I am trying to solve this problem:
We know that there's a inequality: $$(3n-1)(n+B)\geq A(4n-1)n$$ When $A=\frac{3}{4}$, what is the smallest possible value of B.
So, what I did is that:
$$B\geq \frac{\frac{3}{4}n(4n-1)-n(3n-1)}{3n-1}$$ We can deduce that:
$$B\geq \frac{3n(4n-1)-4n(3n-1)}{4(3n-1)}$$ Expand and simplifies: $$B\geq \frac{1}{12-\frac{1}{n}}$$ We know that when n is greater, the denominator of the RHS would be greater, meaning that RHS would be smaller.
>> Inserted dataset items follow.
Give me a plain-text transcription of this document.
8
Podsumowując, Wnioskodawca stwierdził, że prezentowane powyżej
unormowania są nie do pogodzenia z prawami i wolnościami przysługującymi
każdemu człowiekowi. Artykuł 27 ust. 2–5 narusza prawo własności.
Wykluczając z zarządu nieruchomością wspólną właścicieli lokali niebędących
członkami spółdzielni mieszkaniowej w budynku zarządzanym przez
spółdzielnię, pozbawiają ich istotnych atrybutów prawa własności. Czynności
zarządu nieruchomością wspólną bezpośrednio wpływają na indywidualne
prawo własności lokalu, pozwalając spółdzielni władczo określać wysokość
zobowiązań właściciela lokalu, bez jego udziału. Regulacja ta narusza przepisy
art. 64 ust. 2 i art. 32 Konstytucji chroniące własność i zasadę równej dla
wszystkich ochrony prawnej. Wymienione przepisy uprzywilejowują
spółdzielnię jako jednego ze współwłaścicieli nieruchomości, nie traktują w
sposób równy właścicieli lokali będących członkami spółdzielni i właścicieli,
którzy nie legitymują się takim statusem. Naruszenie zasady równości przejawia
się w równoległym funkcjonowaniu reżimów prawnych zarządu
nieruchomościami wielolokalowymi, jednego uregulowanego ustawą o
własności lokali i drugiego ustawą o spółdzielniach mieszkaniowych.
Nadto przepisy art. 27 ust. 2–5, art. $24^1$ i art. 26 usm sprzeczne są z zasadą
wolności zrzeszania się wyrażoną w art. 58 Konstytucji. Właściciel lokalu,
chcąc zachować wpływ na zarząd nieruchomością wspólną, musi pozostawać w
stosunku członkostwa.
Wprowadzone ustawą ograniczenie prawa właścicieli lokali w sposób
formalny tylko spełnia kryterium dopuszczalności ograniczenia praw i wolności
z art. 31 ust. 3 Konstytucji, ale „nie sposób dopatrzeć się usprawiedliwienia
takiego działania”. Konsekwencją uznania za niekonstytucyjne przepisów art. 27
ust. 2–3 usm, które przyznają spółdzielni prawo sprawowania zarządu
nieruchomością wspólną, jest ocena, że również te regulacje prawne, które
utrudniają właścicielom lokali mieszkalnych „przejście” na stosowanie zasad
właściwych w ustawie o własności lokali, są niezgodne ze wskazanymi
So, the smallest value of RHS would result in the smallest value of LHS.
When $n \to \infty$: The RHS $\to$ $\frac{1}{12}$.
I thought that the smallest value of B should be $\frac{1}{12}$. But, it turns out to be $\frac{1}{8}$.
Note: $n\geq 1$, and n is integers.
May I know why my method doesn't work? thank you so much.

Answer 1

Because it should be $$B\geq\frac{1}{12-\frac{4}{n}}.$$

The minimal value of $\frac{1}{12-\frac{4}{n}}$ does not exist bu the infimum is equal to $\frac{1}{12}.$

Also, fo $n\geq1$ we obtain: $$\frac{1}{12-\frac{4}{n}}\leq\frac{1}{8}.$$

Thus, the minimal value of $B$ for which the inequality $$B\geq\frac{1}{12-\frac{4}{n}}$$ is true for any natural $n$ it's $$B=\frac{1}{8}.$$

Answer 2

Find the smallest and greatest value of $B\ \forall\ n\in\mathbb N$ such that $$(3n-1)(n+B)\geq \frac34(4n-1)n$$

$$B\geq\frac{1}{12-\frac{4}{n}}$$ Draw the graph $y$ vs $n$.

• $y=0$ for $n=0$.
• Asymptote $\Rightarrow\text{ greatest }y=\frac1{12}$ as $n\to +\infty$.
• Asymptote $y\to-\infty$ as $n\to \frac13$.
• Smallest $y=\frac1{8}$ for $n=1$.